Wednesday, February 13, 2008

Leave us play "What If?"



I'm nearly done reading Simon Callow's second volume of Orson Welles bio: "Hello Americans."

It's raining out, all day.

I can't get motivated to edit my own film-in-progress.

A friend of mine is off the wagon again...and it all conspires to fill me with woe. While pilfering google for the above shot, I read Atlantic Monthly's review of "Hello Americans." In it, Benjamin Schwartz says this:

"This volume, in fact, attempts to answer “the most persistent question asked about Orson Welles: what went wrong after Citizen Kane?” In so doing, it chronicles the years in which one of the most extraordinary American lives utterly and permanently changed direction. And, concomitantly, it traces what David Thomson, the great film critic and historian, calls “one of the small tragedies of the 20th century”: the terrible fate of Ambersons."


Ah, one of the century's small tragedies indeed. Of course the guilt on Welles for crumbling in the final stretch time after time must have been tremendous. Now all of us cineastes look back on the shambles that is Welles' post-Kane output and wonder, of course, when Criterion is going to grace us with definitive attempts at DVDs of THE MAGNIFICENT AMBERSONS and MACBETH.

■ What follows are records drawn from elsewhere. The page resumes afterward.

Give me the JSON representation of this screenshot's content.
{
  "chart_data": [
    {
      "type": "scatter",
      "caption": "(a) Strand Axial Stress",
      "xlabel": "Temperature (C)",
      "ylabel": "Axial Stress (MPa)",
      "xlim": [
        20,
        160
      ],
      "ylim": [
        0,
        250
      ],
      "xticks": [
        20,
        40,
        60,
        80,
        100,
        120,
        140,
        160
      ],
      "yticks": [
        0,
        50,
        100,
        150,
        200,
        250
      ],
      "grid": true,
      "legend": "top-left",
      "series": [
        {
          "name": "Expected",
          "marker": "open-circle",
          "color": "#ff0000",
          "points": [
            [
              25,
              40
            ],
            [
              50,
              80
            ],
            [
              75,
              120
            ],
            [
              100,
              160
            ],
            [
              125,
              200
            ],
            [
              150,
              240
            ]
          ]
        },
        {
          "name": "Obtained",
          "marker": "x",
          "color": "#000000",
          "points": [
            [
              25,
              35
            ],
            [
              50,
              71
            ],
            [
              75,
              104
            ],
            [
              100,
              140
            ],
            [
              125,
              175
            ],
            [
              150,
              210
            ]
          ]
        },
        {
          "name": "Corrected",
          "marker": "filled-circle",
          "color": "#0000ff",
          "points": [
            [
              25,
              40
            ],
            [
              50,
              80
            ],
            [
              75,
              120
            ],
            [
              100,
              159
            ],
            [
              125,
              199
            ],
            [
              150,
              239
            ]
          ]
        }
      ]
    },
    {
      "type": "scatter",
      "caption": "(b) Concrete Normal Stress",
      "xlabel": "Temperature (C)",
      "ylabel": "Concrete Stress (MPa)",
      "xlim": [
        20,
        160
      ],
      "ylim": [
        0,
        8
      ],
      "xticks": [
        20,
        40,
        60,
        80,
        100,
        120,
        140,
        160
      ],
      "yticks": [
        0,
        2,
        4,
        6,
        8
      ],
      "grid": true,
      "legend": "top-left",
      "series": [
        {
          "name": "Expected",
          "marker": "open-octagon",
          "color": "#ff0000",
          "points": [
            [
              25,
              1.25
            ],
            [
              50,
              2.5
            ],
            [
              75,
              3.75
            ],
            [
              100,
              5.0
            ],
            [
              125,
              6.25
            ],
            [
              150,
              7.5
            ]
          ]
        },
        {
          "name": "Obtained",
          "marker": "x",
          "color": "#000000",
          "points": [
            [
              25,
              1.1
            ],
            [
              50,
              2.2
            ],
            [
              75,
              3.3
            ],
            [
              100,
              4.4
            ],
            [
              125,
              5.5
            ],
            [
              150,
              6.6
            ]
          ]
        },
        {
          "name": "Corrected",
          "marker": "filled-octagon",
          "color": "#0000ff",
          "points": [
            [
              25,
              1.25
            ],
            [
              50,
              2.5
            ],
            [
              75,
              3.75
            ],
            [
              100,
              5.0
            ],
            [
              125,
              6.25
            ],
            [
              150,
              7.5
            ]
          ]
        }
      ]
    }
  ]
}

Alas, Banquo, it's all too much for me. First, Orson looks just like my dad (especially old Orson). Second, I'm a lot like Orson myself, in ego if not talent. Third, why are we always looking back at what could have been? Will I as Erich of the future regret not doing more to pull my off the wagon friend back from her abyss of choice? Her talent is, perhaps, even closer to Welles's then my own! She could be "the one"!

Creative genius comes with thorny, poisoned tentacles attached. Cut the thorns off and the rose grows listless. Welles, I wish I could roar back in time and awake you to the task at hand - to cut your Brazil trip short and race home to save AMBERSONS, to stay in Hollywood long enough to finish editing MACBETH! Woe to us mortals still thumb-tacked to the corkboard of existence! All that juicy footage is forever lost; the entirety of the famous ballroom tracking shot exists now only in the manufactured memories of replicants.

Four, when I last fell off the wagon, some 9 long years ago, dear listener - I watched Welles's MACBETH over and over for three or four straight days--nights--bleeding into one another, the gray light of six o clock, was it AM or PM? You get the picture--and my half-murdered by its own hand soul was bonded to that movie, bled into it. The title that cannot be named! MACBETH! There, I said it! Why run? MACBETH, Thane of Cawdor!

The magnetism of Welles is strong to this day. I'm sure I'm far from the only one with an Orsonesque dad or ego; we're all drawn to him as a larger than life signifier of our own unfulfillable aspirations. Unfulfillable or just too hard? Battles are not made to be won any more than a treadmill is meant to be a marathon. Artistic endeavors have a habit of dissolving into meaninglessness when the big void looms. It's almost like the hand of fate gives you a bitch slap warning to settle down and dim your wattage. Drift into obscurity and live forever or else get mowed down by the angry scythe that's kept American artistic evolution stunted for so long now, cutting down the high-rising blooms like James Dean, Monty Clift, Marilyn, and now Heath Ledger, and sending others, like Welles and Nina Simone, into the gardens of Europe to hide.

Did I mention I vant to move to Berlin?